Ultimately, scientists are looking for a large research grant
I think the most intriguing thing about the Hadron Collider is not what they hoped to find (whatever that is), but how the eggheads convinced the beancounters that the results would be worth the investment.
Put simply they are doing what man has been doing ever since he was man, and probably his primate ancestors before him - breaking things apart to see what’s in them. Sure, the methods now are more sophisticated and we use accellerators to hurl particles together with the force of a million suns, but it’s still the same process.
“We gave you nuclear weapons - the power to destroy an enemy completely, or the whole world - just a few decades ago. Give us what we want and just see what we give you this time!”
Can we finally just replace http://boards.straightdope.com with a redirect to Wikipedia??!

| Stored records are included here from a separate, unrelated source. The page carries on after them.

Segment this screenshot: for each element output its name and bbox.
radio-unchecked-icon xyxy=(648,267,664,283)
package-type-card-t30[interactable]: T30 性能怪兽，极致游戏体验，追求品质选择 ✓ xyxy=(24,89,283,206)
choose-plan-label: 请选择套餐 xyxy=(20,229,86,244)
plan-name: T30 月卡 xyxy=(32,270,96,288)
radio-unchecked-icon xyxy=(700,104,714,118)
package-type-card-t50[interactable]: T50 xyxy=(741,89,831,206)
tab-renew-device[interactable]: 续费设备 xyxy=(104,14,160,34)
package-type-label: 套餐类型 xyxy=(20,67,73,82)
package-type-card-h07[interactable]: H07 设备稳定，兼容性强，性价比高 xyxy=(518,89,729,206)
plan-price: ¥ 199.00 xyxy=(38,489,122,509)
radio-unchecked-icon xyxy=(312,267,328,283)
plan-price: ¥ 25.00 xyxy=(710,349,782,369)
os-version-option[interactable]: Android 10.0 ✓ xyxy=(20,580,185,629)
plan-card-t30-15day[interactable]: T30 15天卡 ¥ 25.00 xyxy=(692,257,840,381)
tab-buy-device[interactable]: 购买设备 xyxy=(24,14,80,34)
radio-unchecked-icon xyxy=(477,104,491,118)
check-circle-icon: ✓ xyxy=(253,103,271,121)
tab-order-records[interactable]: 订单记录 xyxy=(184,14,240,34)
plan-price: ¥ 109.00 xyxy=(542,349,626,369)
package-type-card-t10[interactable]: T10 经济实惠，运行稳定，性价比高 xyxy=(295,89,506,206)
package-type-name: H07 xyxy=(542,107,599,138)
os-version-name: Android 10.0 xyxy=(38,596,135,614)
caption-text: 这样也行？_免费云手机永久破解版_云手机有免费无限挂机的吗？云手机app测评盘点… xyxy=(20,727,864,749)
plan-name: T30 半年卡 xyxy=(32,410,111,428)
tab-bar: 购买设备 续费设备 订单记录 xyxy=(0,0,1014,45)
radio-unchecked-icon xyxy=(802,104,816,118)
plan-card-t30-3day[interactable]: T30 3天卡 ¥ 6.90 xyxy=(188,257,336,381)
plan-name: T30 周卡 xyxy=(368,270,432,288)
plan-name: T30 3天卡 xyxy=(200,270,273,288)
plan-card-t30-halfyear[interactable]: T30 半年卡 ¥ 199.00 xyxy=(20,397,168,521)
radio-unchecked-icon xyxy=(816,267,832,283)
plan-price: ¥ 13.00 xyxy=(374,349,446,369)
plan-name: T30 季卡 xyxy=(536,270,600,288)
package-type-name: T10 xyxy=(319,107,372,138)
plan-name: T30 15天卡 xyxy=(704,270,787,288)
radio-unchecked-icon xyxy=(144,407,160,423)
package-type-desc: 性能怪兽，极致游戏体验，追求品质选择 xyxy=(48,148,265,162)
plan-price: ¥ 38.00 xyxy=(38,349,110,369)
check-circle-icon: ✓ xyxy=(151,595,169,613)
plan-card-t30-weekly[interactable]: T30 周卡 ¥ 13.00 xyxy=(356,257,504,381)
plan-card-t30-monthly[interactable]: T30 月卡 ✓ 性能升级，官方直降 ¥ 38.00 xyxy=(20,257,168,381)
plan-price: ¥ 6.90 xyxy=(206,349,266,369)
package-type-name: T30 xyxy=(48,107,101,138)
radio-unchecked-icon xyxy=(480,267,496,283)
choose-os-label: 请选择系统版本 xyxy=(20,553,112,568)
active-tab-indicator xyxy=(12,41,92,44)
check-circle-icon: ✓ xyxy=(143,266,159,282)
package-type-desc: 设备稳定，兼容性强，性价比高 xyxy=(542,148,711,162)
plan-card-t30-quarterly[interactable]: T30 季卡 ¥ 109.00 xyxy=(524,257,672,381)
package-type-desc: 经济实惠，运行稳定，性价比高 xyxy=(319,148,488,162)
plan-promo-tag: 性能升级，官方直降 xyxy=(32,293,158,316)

String theorists and others looking for end theories are a percent of a percent of working physicists and therefore another percent less of all working scientists.
Most working scientists have specific research projects in their lives rather than theoretical exercises. (Theoretical physics papers have one or two authors; experimental physics papers have one or two hundred.) I’m pretty sure more scientists work for industry than for academia, as well. But their lives are the same. They search for the next answer, the next piece of the puzzle, the next breakthrough. You hear more about the mark the Big Thinkers make in history, but that’s like comparing all the hundreds of thousands of politicians with the handful of Presidents. It’s an almost worthless comparison.
I prefer “tear the mask off nature and stare at the face of God” myself. It has more panache and publishers eat it up.